Tuesday, December 07, 2004
Copyright © Las Vegas Review-Journal
YUCCA MOUNTAIN PROJECT: Board raises questions about shipping plans
DOE's progress comes under fire
By STEVE TETREAULT
STEPHENS WASHINGTON BUREAU
WASHINGTON -- A Yucca Mountain review board has raised questions about the Energy Department's progress in planning to ship thousands of tons of nuclear waste to a proposed Nevada repository.
With the department still clinging to a goal of opening a burial site in 2010, it has yet to put in place a comprehensive organization "that can develop a safe, secure and efficient transportation system," according to the Nuclear Waste Technical Review Board.

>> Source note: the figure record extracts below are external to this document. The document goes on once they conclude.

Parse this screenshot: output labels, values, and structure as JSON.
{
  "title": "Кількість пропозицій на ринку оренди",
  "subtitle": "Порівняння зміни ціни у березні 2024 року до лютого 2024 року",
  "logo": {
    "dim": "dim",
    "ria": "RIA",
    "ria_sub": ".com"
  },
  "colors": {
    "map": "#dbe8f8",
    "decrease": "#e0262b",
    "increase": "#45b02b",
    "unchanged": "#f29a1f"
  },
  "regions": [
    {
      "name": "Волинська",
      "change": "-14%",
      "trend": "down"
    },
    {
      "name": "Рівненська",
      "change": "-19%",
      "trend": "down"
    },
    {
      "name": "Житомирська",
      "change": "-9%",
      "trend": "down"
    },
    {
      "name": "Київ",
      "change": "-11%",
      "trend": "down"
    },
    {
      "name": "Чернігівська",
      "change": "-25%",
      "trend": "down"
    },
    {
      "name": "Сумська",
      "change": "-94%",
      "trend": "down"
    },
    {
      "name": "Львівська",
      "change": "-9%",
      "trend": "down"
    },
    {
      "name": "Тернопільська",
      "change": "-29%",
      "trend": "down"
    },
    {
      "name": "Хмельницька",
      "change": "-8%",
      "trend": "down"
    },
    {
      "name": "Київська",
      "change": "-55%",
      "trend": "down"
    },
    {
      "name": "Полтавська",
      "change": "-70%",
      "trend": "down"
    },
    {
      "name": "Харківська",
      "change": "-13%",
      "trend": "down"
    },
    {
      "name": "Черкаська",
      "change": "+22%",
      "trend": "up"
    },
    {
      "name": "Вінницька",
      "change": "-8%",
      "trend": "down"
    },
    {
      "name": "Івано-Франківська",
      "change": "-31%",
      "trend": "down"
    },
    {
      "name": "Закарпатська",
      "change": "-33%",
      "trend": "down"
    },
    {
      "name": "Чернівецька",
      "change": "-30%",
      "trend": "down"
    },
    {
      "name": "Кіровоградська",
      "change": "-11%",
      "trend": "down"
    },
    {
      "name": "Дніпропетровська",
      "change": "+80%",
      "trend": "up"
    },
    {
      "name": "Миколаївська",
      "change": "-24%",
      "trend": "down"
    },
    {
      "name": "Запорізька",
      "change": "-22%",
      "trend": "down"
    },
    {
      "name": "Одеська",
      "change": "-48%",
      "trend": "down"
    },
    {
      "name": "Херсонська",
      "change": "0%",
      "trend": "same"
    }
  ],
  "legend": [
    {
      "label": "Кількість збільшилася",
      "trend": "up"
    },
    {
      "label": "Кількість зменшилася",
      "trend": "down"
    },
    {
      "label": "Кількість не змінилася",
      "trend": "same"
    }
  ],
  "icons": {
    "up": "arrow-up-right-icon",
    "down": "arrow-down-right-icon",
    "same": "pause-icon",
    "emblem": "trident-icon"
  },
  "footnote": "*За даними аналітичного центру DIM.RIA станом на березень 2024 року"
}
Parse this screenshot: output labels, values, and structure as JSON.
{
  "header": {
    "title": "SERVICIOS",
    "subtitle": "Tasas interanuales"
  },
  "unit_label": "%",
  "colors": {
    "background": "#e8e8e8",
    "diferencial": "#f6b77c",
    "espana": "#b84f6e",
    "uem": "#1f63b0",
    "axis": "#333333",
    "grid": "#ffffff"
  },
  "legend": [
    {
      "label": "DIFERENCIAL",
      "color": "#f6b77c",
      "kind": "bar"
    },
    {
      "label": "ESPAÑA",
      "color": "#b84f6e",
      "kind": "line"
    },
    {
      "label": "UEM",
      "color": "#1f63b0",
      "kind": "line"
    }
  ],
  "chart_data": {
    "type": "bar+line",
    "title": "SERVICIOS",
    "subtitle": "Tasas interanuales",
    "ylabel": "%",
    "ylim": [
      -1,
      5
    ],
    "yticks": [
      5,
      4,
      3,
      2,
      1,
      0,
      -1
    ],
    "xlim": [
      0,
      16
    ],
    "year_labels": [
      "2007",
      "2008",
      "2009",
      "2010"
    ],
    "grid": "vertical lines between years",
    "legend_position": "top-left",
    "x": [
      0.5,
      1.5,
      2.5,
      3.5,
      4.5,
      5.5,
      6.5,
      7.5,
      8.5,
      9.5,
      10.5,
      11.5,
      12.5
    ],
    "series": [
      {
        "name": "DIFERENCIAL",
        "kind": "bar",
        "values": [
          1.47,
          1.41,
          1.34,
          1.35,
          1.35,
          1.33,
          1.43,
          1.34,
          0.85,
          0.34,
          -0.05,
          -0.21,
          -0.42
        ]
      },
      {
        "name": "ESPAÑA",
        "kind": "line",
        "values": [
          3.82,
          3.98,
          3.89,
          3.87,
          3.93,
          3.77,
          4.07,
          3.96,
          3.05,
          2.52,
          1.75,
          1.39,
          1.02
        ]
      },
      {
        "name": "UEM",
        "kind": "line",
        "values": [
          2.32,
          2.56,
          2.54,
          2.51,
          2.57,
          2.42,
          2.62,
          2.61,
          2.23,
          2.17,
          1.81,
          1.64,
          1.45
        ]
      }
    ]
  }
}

The panel said it feared that budget constraints or a rush to meet deadlines may compromise safety planning as the department organizes to move 77,000 tons of highly radioactive material across 44 states to Nevada later this decade.
Judging from presentations so far, DOE has yet to pull together complex matters of cask design, truck and rail acquisition and waste onloading and offloading "to ensure that the transportation system will operate successfully," the board said in a three-page letter sent Wednesday to the Energy Department.
A board member was not available for interview on Monday, but a staff adviser said the letter was written before the Energy Department announced on Nov. 22 that a Yucca license application will be delayed into 2005. A growing number of industry officials and scientists believe the DOE goal of having a repository open by 2010 will slide as well.
"It's fair to say the board is concerned given the 2010 schedule that there is an awful lot to do, but if the schedule is relaxed, the board would be less concerned," the adviser said. "The important thing is to do it and do it right."
DOE officials will review the letter before commenting on it, spokesman Allen Benson said. Yucca managers have acknowledged the transportation planning has been underfunded to this point as they concentrate on preparing a repository design and a license application.
Bob Halstead, a transportation consultant hired by the state of Nevada, said the board's views echo concerns of officials in a number of states who are trying to gauge how DOE will shape its shipping program.
States are particularly concerned whether DOE will have enough money to help them with emergency planning and how that money will be distributed, Halstead said.
Talking about nuclear waste shipments to Yucca Mountain "is like talking about the Iraqi elections," Halstead said. "Everybody hopes they will be successful, but anybody who is an objective observer has to be filled with trepidation."
Jack Edlow, president of Edlow International Company, a waste shipping firm, said the technical board laid out a road map for DOE to follow.
"I must say nothing jumped out at me that seems to be a showstopper or anything that is not already being contemplated," said Edlow, who heads the U.S. Transport Council, a coalition of nuclear waste shipping concerns.
On transportation planning, DOE "is not behind yet, but they need to begin the process next year, and with a funding stream, I believe they will be able to do that," Edlow said. "They need to involve the private sector more."
The technical review board is an independent body created by Congress to evaluate the Yucca program. It meets several times a year to explore project segments, reporting its conclusions to federal lawmakers and the Energy Department.
Among its recommendations, the panel said DOE should focus more attention on a backup plan to ship waste through Nevada by truck in case a repository railroad line cannot be built in time.